Texte intégral
SM/RP
COPIE OFFICIEUSE
COPIE EXÉCUTOIRE
à :
- Me Margot PINKOS
- SCP SOREL & ASSOCIES
NOTIFICATION AUX PARTIES
NOTIFICATION AU MINISTÈRE PUBLIC
LE : 11 MAI 2023
COUR D'APPEL DE BOURGES
CHAMBRE CIVILE
ARRÊT DU 11 MAI 2023
N° - Pages
N° RG 23/00011 - N° Portalis DBVD-V-B7H-DQTE
Décision déférée à la Cour :
Jugement du Tribunal Judiciaire de BOURGES en date du 26 Décembre 2022
PARTIES EN CAUSE :
I - S.C.I. [N], agissant poursuites et diligences de son représentant légal domicilié en cette qualité au siège social :
[Adresse 2]
[Adresse 2]
Représentée et plaidant par Me Margot PINKOS, avocat au barreau de BOURGES, substituée à l'audience par Me VAIDIE, avocat au barreau de BOURGES
timbre fiscal acquitté
APPELANTE suivant déclaration du 06/01/2023
II - S.C.P. [H] [D] agissant ès-qualité de liquidateur judiciaire de la SCI [N], agissant poursuites et diligences de son représentant légal domicilié en cette qualité au siège social:
[Adresse 1]
[Adresse 1]
N° SIRET : 439 439 076
Représentée et plaidant par la SCP SOREL & ASSOCIES, avocat au barreau de BOURGES
timbre fiscal acquitté
INTIMÉE
11 MAI 2023
N° /2
COMPOSITION DE LA COUR :
En application des dispositions des articles 786 et 907 du code de procédure civile, l'affaire a été débattue le 05 Avril 2023 en audience publique, les avocats ne s'y étant pas opposés, devant M. TESSIER-FLOHIC, Président chargé du rapport.
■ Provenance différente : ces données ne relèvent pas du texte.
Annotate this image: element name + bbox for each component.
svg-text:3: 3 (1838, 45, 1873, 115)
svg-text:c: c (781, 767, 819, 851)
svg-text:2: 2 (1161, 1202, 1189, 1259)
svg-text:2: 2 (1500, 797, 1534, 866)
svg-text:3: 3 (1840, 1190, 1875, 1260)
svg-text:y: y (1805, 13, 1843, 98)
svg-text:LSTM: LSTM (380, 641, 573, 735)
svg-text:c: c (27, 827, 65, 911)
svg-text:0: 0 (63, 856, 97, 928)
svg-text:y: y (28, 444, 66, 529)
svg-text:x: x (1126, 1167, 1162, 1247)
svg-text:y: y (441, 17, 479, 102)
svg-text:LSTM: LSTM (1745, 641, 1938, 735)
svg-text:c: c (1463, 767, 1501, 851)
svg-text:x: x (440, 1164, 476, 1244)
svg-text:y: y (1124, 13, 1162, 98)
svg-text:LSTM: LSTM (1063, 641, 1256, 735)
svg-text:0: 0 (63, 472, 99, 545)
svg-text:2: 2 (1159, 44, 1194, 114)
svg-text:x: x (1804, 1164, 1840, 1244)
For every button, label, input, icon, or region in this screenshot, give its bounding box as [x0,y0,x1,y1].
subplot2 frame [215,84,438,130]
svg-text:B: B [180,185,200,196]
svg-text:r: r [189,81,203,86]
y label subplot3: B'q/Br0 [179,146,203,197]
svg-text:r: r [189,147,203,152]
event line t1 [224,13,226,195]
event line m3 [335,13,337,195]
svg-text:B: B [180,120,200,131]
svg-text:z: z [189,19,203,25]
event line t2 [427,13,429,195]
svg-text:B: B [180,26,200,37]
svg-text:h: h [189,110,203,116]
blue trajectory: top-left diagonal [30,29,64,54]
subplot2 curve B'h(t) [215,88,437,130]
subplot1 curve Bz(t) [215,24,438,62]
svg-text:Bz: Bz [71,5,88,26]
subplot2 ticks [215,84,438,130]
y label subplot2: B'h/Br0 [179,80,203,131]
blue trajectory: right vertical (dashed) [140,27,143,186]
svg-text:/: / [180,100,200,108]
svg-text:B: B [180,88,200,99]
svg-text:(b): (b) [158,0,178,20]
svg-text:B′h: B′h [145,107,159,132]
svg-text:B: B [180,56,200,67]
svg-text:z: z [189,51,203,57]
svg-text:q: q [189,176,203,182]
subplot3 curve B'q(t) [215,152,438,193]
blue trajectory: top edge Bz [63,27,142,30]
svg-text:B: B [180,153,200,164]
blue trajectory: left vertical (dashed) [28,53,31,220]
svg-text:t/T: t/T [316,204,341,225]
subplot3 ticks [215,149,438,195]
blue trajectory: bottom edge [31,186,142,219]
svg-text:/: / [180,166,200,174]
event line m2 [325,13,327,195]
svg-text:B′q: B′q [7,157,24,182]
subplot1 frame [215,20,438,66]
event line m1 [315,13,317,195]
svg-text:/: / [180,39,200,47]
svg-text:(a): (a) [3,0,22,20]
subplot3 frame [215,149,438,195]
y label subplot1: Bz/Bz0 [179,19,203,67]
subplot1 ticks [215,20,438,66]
Le magistrat rapporteur a rendu compte des plaidoiries dans le délibéré de la Cour, composée de :
M. TESSIER-FLOHIC Président de Chambre
M. PERINETTI Conseiller
Mme CIABRINI Conseillère
***************
GREFFIER LORS DES DÉBATS : Mme MAGIS
***************
Le dossier a été communiqué au Ministère Public le 14/03/2023, date à laquelle il a rédigé des conclusions qui ont été transmises par voie électronique aux avocats des parties le même jour.
ARRÊT : CONTRADICTOIRE
prononcé publiquement par mise à disposition de l'arrêt au greffe de la Cour, les parties en ayant été préalablement avisées dans les conditions prévues au deuxième alinéa de l'article 450 du code de procédure civile.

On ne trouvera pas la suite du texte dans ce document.